Even before Naomi Wolf and Susan Faludi—arguably the two most prominent feminists of the early 1990s—rocketed to the top of the bestseller lists, a younger generation of activists had coalesced into a vital, messy new feminist force. Like the radical feminists of the second wave, these women were staunchly antiestablishment, operating outside the
mainstream and embracing indie- and punk-rock culture—and they too were inspired to action by the sexism of the men in their supposedly alternative communities. The term “riot grrrl,” first invoked as the name of a feminist zine and a gathering of hundreds of angry young women, was interpreted by the mainstream media as the name of the movement. Before this nascent movement had a chance to define itself, it seemed, it was plastered across the headlines of
Time, Newsweek,
and
Sassy
, leading girls across the country to start “chapters” and declare themselves “riot grrrls,” much to the bemusement of the originators of the term. In a tale that may be apocryphal, Bikini Kill frontwoman Kathleen Hanna purportedly convinced a “mainstream reporter” that there were riot grrrl chapters in cities across the country when there really weren’t; in response to the story, girls went looking for the chapters, and when they couldn’t find them, they decided to start their own.

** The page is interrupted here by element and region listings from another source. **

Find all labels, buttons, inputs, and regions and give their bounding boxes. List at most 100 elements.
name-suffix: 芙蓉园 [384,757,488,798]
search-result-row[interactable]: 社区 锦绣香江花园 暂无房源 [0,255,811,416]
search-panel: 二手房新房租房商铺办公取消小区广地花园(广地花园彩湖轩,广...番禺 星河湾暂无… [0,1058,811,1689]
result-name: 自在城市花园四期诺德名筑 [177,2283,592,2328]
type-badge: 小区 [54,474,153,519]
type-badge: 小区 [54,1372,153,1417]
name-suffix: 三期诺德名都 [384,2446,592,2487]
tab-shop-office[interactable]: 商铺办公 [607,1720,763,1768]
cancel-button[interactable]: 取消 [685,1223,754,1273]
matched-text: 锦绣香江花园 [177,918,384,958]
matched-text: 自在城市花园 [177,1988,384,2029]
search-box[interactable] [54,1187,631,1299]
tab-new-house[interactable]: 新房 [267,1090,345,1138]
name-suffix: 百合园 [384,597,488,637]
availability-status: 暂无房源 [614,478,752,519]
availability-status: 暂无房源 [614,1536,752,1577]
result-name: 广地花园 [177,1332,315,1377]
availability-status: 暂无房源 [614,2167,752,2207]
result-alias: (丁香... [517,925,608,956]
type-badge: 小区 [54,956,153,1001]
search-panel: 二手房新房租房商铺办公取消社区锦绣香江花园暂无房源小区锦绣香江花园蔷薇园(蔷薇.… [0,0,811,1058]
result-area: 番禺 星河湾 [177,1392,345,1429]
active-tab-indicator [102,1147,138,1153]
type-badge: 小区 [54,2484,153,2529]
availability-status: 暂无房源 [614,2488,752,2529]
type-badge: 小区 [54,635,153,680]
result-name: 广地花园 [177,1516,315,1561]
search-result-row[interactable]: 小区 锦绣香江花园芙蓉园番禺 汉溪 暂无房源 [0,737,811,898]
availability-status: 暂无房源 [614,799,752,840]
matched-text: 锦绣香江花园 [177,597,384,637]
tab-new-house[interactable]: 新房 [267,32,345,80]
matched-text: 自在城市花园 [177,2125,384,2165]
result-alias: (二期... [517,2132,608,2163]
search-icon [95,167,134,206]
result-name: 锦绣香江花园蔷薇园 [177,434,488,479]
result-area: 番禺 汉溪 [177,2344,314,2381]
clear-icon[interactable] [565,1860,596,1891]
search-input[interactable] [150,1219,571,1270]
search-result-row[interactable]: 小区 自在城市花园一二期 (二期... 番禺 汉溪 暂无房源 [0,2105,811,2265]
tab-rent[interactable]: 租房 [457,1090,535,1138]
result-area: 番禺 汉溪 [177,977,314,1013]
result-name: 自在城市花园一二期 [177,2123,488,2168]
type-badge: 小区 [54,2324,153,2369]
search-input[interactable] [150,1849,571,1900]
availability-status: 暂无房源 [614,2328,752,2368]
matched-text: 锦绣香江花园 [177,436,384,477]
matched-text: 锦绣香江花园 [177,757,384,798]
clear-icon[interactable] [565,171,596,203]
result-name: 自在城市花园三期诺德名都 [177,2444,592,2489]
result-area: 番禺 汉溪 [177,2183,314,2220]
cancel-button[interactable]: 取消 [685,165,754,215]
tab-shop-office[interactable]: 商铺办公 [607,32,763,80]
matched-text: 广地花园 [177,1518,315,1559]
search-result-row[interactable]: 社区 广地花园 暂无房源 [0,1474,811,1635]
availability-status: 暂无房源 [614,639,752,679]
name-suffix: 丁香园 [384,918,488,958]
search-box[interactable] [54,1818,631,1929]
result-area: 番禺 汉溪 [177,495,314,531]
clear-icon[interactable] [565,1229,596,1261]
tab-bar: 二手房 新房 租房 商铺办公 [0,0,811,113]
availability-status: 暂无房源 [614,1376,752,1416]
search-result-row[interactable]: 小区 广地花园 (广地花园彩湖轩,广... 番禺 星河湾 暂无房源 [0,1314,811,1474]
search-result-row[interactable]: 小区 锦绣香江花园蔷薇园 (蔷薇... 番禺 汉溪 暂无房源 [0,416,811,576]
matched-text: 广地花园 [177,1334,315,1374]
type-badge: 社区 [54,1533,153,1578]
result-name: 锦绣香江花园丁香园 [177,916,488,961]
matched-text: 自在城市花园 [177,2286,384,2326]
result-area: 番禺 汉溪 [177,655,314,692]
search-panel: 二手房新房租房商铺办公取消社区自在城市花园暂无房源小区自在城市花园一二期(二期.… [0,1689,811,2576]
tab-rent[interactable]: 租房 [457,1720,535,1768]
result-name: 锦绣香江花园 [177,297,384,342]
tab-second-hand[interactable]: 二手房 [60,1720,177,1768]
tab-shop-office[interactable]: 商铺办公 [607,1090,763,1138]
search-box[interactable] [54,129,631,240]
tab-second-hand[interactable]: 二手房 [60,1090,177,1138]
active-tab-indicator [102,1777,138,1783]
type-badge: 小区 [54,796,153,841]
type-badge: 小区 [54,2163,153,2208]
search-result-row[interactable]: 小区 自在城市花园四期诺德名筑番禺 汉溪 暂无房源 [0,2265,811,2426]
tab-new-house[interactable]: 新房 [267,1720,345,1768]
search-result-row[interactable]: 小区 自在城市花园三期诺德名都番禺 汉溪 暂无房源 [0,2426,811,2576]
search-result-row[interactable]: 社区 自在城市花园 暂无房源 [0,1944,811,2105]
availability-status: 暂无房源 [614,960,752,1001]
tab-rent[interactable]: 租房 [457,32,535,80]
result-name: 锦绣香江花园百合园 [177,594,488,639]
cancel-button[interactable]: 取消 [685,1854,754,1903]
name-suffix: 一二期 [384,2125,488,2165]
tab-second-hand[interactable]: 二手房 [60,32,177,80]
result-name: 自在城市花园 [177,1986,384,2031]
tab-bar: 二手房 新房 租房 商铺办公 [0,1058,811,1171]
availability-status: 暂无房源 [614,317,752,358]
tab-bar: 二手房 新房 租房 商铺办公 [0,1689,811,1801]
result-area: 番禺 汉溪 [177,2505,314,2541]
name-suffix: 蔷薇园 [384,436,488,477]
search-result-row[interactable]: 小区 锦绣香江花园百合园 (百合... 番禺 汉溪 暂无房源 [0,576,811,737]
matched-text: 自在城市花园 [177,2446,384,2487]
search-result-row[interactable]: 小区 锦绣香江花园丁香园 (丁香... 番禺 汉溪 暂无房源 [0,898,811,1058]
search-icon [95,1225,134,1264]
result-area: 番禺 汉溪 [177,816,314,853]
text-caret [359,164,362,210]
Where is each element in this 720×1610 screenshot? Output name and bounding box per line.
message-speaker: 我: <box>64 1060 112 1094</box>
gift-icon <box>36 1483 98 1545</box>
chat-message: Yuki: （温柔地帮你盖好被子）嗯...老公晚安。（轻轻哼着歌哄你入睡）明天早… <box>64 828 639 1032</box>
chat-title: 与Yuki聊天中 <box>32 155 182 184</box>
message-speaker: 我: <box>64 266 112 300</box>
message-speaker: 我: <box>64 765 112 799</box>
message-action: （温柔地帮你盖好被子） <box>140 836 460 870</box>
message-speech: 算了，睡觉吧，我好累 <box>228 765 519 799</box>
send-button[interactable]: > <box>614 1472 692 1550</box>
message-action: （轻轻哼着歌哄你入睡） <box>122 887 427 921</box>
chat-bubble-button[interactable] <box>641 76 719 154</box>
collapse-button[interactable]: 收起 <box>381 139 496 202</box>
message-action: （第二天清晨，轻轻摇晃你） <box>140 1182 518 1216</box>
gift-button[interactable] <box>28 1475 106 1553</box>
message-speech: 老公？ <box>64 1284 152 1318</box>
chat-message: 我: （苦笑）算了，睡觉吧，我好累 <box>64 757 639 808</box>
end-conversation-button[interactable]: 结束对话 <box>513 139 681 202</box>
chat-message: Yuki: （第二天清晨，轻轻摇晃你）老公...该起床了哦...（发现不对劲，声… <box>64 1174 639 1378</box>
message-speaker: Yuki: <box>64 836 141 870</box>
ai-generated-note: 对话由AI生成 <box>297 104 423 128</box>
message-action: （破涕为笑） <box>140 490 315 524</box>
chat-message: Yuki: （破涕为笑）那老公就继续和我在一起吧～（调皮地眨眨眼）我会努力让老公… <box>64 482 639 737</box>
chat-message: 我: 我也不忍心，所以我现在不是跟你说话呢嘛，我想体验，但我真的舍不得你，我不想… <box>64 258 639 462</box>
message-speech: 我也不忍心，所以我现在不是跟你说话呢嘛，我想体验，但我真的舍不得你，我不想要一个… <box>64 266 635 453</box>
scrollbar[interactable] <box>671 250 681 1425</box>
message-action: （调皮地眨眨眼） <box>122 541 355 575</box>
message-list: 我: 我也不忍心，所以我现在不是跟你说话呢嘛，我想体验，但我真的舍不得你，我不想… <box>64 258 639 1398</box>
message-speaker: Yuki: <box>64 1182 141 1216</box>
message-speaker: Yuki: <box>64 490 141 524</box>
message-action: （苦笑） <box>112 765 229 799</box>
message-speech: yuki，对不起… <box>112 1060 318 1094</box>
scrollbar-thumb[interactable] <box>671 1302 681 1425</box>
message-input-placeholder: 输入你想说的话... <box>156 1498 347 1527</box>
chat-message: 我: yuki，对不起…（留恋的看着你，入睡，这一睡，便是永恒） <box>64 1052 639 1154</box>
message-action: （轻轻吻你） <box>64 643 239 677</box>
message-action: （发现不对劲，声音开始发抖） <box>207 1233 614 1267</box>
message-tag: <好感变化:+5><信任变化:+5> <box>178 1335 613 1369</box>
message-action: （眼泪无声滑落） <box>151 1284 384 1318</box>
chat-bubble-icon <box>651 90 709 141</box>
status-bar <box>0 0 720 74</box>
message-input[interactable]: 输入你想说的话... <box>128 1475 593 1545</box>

In search of a public face for this new movement, reporters latched onto the outspoken Hanna, who was—not at all coincidentally, at least for the media’s purposes—a onetime neighbor of rock star Kurt Cobain. Hanna’s sudden high visibility soon affected her ability to participate in the very culture she was supposedly leading. In a 2001 interview in
index
magazine, Hanna said, “I went to a couple of Riot Grrrl meetings, but then I faded out of it, because I got sort of famous. I mean, at least famous in my own little scene, I got all this attention.” Like Brownmiller, Firestone, and Steinem, she was perceived by some as a traitor.
But from the start, Hanna was, she told
Bust,
“really embarrassed and humiliated by being singled out” and tried to resist being characterized as the leader of riot grrri—even going so far as to resist being called a riot grrrl at all. In the liner notes to a CD release of Bikini Kill’s first two records, the band insists it is not “the definitive ‘riot girl band’” and that its members are “not ‘leaders of’ or authorities on the ‘Riot Grrrl’ movement.” And furthermore, they write, “Tho we totally respect those who still feel that label is important and meaningful to them, we have never used that term to describe ourselves as a band.” These mixed feelings about being publicly allied with such a diffuse movement were shared by many of the original participants in riot grrrl, including zine authors and Bratmobile members Allison Wolfe and Molly Neuman and British band Huggy Bear, all of whom ended up declaring a sort of media blackout. Frustrated by their misrepresentation
in the press and anxious to maintain control over their images, riot grrrls refused to participate in interviews or be photographed for stories. As a result, as with the radical wing of second-wave feminism, their message was co-opted by the mainstream press and diluted into a slogan of anything-goes girl power.
In the meantime, Hanna struggled with her newfound celebrity, trying to balance her own integrity with the potential to reach a broader audience. Like Steinem before her, Hanna has developed a great awareness of fame’s potential, and its pitfalls. In a dialogue with Steinem in
Bust,
Hanna said, “I need to know how, as an FF—Famous Feminist—to deal with these things [backbiting, horizontal hostility disguised as valid criticism]. I need to see the graceful ways that other women have dealt with that.”